Bonus health can be useful because hostile creatures will begin to emerge from the gunk. Most of these are little critters that charge at Rani and are best defeated by merely sucking them up with the glove and throwing them against the ground. The egg-shaped hunk of gunk they emerge from can be vacuumed before they hatch, too. One of the glove upgrades allows you to drop a lure to distract the enemies but it isn’t really needed. There are a few other hostiles, like a stationary plant that flings explosives and a much tougher charging foe. But despite these few enemy types, the combat is not frequent or hard. This low-level action suits the adventure which is designed to be a relaxing one.

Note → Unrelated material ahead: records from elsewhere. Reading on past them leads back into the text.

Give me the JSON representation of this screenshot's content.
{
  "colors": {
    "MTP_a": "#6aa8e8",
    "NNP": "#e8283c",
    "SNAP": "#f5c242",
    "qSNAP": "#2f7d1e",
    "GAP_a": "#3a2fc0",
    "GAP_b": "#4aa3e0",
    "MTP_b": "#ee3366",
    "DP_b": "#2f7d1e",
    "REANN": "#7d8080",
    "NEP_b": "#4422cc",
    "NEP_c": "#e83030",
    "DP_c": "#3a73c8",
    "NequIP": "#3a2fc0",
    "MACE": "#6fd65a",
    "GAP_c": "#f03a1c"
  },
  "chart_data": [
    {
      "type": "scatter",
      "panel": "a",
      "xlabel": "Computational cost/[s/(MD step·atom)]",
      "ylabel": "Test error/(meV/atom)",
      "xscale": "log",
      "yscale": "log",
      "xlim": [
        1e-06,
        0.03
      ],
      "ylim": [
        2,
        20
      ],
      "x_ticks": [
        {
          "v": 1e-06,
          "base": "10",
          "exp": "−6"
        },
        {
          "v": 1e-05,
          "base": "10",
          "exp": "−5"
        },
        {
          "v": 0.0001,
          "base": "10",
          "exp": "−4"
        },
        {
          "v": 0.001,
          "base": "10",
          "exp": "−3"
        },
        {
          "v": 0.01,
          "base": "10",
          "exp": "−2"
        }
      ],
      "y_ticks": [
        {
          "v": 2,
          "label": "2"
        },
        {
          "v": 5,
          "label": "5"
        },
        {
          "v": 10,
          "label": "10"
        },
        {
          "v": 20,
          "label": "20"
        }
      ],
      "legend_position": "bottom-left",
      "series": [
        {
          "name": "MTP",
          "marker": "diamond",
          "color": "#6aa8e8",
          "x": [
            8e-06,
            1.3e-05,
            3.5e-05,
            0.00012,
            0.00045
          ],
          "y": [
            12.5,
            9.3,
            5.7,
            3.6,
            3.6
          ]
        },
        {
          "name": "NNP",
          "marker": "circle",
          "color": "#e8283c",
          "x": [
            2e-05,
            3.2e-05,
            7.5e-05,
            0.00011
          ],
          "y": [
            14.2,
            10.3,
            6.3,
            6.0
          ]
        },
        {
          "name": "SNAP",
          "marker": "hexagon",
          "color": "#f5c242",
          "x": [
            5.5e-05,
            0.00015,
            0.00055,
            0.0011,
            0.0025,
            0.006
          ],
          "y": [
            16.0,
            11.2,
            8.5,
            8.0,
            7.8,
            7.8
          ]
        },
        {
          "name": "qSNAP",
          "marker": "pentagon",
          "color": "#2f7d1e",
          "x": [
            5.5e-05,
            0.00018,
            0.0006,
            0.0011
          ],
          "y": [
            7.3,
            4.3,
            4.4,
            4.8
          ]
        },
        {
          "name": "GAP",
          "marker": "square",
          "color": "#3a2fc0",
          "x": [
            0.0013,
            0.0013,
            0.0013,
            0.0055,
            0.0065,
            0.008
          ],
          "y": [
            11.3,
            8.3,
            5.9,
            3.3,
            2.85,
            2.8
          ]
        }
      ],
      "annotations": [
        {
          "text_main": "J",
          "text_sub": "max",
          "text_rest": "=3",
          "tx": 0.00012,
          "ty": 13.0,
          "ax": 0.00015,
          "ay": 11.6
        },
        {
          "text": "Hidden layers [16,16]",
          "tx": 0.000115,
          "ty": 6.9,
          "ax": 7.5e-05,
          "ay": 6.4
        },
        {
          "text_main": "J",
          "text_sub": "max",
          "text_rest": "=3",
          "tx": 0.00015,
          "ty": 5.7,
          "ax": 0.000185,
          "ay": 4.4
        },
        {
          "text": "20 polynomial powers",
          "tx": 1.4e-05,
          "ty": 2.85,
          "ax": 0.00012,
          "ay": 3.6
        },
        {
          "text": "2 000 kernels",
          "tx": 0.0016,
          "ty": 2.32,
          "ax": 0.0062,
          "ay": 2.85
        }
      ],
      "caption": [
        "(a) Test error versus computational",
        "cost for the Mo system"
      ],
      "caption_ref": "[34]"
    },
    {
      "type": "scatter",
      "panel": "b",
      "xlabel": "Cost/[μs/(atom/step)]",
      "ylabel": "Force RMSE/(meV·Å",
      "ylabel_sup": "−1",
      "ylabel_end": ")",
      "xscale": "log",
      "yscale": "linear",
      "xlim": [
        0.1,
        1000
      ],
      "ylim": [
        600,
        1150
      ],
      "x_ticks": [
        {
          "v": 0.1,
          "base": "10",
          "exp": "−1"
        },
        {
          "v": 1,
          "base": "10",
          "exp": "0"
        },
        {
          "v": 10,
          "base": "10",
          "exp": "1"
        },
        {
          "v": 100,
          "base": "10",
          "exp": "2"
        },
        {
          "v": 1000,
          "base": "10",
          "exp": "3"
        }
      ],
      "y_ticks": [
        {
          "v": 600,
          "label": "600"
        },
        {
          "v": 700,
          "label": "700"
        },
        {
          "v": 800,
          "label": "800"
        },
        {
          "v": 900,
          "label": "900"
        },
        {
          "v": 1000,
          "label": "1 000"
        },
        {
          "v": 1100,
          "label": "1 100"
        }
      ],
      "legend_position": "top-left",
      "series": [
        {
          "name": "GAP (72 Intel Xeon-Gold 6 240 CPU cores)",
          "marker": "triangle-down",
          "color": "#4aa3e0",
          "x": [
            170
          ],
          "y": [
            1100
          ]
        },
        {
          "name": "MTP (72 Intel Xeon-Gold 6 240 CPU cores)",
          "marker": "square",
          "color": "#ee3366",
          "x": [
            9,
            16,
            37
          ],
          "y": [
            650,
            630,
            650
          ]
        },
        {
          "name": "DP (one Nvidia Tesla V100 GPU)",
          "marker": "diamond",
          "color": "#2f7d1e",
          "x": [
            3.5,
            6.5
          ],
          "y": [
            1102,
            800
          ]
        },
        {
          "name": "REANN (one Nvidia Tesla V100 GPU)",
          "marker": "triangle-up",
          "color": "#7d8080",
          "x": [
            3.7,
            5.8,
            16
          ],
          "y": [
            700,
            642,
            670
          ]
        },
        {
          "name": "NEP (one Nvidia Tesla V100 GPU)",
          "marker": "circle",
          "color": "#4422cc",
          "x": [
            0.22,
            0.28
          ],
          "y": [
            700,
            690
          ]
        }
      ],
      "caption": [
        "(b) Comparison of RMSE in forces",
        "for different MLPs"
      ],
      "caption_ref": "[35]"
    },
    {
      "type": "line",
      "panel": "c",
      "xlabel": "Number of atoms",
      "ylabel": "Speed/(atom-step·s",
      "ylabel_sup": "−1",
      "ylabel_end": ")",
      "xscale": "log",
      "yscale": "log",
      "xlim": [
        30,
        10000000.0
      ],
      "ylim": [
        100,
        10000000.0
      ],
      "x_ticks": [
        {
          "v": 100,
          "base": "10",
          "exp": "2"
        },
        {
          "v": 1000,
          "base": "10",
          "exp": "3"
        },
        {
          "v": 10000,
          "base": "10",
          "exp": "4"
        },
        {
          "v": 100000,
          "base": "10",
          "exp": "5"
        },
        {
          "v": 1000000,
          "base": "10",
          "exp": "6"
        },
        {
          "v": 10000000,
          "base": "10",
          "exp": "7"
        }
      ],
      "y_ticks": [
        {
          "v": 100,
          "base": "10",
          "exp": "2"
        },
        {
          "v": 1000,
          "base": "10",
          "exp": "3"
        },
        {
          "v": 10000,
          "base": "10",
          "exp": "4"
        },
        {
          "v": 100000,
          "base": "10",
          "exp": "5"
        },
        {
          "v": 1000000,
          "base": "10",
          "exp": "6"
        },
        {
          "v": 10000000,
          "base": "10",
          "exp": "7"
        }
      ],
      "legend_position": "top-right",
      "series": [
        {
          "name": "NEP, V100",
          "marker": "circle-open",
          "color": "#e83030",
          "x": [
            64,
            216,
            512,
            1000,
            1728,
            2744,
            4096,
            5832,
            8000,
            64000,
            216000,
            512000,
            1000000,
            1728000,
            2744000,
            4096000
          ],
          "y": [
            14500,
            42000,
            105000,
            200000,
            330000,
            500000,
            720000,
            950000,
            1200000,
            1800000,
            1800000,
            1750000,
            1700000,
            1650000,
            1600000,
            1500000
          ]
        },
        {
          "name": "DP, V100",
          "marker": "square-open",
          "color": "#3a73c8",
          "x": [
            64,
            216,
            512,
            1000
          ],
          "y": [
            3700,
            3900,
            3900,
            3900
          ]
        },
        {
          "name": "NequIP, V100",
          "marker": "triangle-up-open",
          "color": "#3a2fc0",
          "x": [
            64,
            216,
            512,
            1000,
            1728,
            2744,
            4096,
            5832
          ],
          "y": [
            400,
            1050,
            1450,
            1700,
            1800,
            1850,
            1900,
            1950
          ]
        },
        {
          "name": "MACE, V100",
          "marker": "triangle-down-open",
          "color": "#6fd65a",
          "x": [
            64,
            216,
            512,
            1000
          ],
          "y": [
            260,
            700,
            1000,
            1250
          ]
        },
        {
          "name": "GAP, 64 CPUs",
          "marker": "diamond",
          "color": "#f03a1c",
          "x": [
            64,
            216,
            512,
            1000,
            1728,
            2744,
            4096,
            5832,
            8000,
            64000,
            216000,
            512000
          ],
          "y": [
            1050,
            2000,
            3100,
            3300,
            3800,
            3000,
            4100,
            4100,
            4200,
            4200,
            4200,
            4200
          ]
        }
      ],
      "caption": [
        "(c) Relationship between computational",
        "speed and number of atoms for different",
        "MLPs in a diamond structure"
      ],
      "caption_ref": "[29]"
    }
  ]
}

Even the puzzles and platforming elements are quite easy. Progress is steady, with no major obstacles that require pause. Only in the last few chapters does the player need to demonstrate a bit of skill and smarts. For example, plant sacs are usually placed quite near to their destination, until the end where they might need to be thrown over multiple gaps (since jumping is not possible while holding a sac). Explosive orbs might need to be dropped on a moving platform to destroy distant goo, too. Jumping across gaps only gets tricky when rotating platforms are involved, or hostile ranged plants are in the area, but any fall automatically revives Rani on a nearby ledge (like in Prince of Persia 2008). The jumping process is fluent and gaps between platforms are forgiving. Plus the colored ledges make it obvious where to go next.
Like other simple games, the pleasing visuals mesh well with the adventure. The gunk blobs look neat and pulsate disturbingly, begging to be sucked into oblivion. When an area is cleared, the natural alien landscapes that appear are nice, with some basic physics interaction. It is disappointing that what is seen in the first hour is never eclipsed across the nearly five hour experience, partly because the game spends a bit too much time in dank caves. Fortunately it has some good subtle effects, like the particles that float up when Rani walks across black sand. The two main characters are stylized to look like claymation figures, which fits with the world design. Performance is usually acceptable, although there were a few bad framerate drops when ascending an elevator in one section.
The Gunk is just a relaxing and visually pleasing adventure game. The subtle effects and interesting alien landscapes are a nice reward for all the goo vacuuming. Puzzles, combat, and platforming are easy but suited to the lightweight adventure. It does at least offer a few more worthy challenges near the end. The story contains enough to drive things, despite some flat characters and tacked-on conflict. So The Gunk is not a revelation, and you might not even remember it in a few years, but it is a decent way to cleanse the mind between the bigger and more invasive titles.